The bill also expands medical benefits to LGBTQ+ families who want children and changes the definition of infertility for insurance purposes to include “the inability to reproduce as an individual or with a partner without medical intervention.” .
“California is a state that prides itself on reproductive freedom, and that includes increasing access to fertility services to help people who want to start families,” Newsom said in a statement Sunday. “As Republicans across the country call themselves the ‘party of families’ and continue to disenfranchise and block access to IVF, we are committed to helping all Californians make choices about the families they want. I’m proud.”
California’s new law comes as conservative groups increasingly oppose in vitro fertilization, citing ethical and religious concerns about the use of embryos and when life actually begins.
Trump recently pledged to pay for in vitro fertilization nationwide if elected president in November, but reproductive rights activists quickly questioned the announcement as he seeks to gain support in a close election. , pointing out his reverse history on abortion.
In vitro fertilization is a common procedure for people facing infertility in which eggs are collected from the ovaries, fertilized with sperm in a laboratory, and implanted into the uterus.
During the IVF process, some embryos may not survive and can be discarded if they are no longer needed. That prompted groups such as the California Family Council, a conservative Christian group, to oppose SB 729, which was signed into law Sunday, arguing that “human life begins at conception.”
California currently does not require insurance companies to cover IVF. The procedure costs Californians an average of $24,000 out of pocket and can require multiple rounds to be successful, according to the U.S. Department of Health and Human Services.
Mr. Newsom, a longtime reproductive rights advocate, has cut back on health insurance companies, the California Chamber of Commerce and his own Treasury Department over cost concerns as the state faces a multibillion-dollar budget deficit. Despite opposition, he signed the bill. A recent financial analysis of the bill projects it would cost the state at least $20 million in public employee insurance premiums in the first two years alone.
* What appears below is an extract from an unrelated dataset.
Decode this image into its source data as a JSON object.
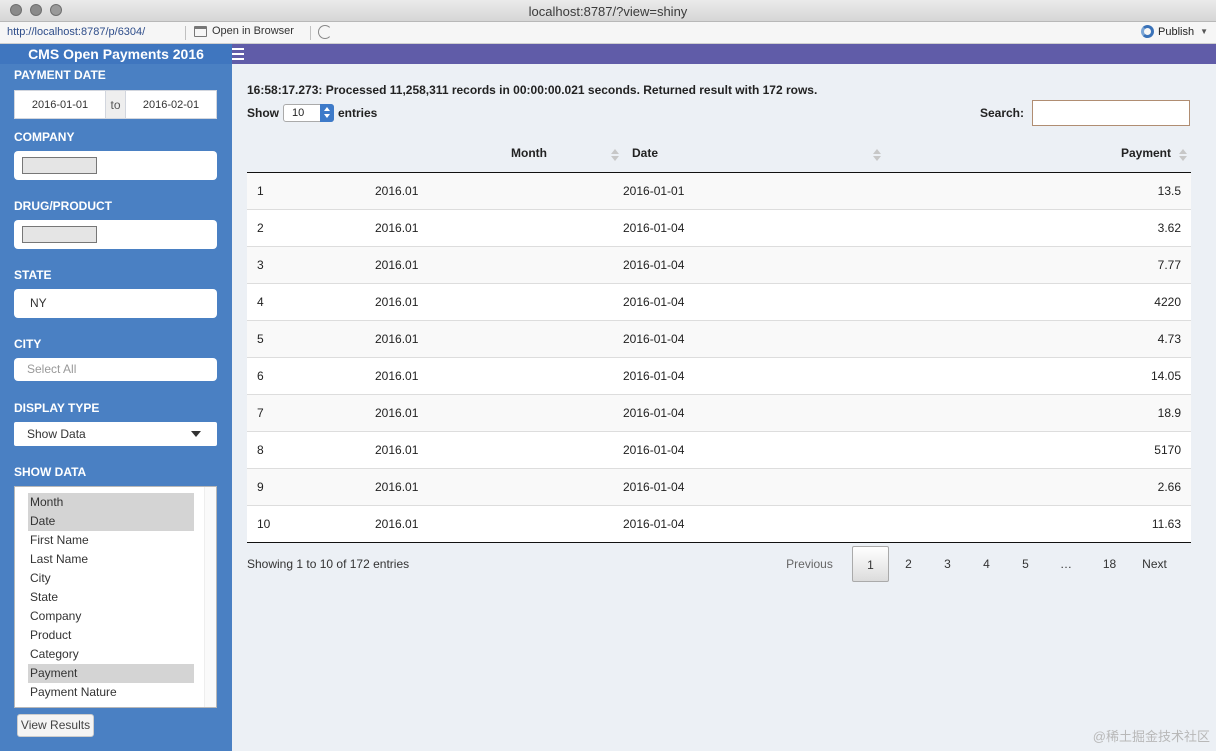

Reproductive rights advocates warn that IVF is in jeopardy after the Supreme Court ended federal guarantees on abortion access in 2022, leaving it up to states. He credited President Trump with helping appoint the conservative-majority judges who made the decision.
President Trump has since said that if elected, he would not impose a nationwide abortion ban and would support in vitro fertilization, but an Alabama court ruled that frozen embryos are considered “children” and their destruction constitutes wrongful death. There is still a sense of disbelief in the wake of the verdict. Each state has introduced “fetal personhood” protection laws.
The bill was amended through the legislative process to address several cost concerns, and religious employers are exempt from the law.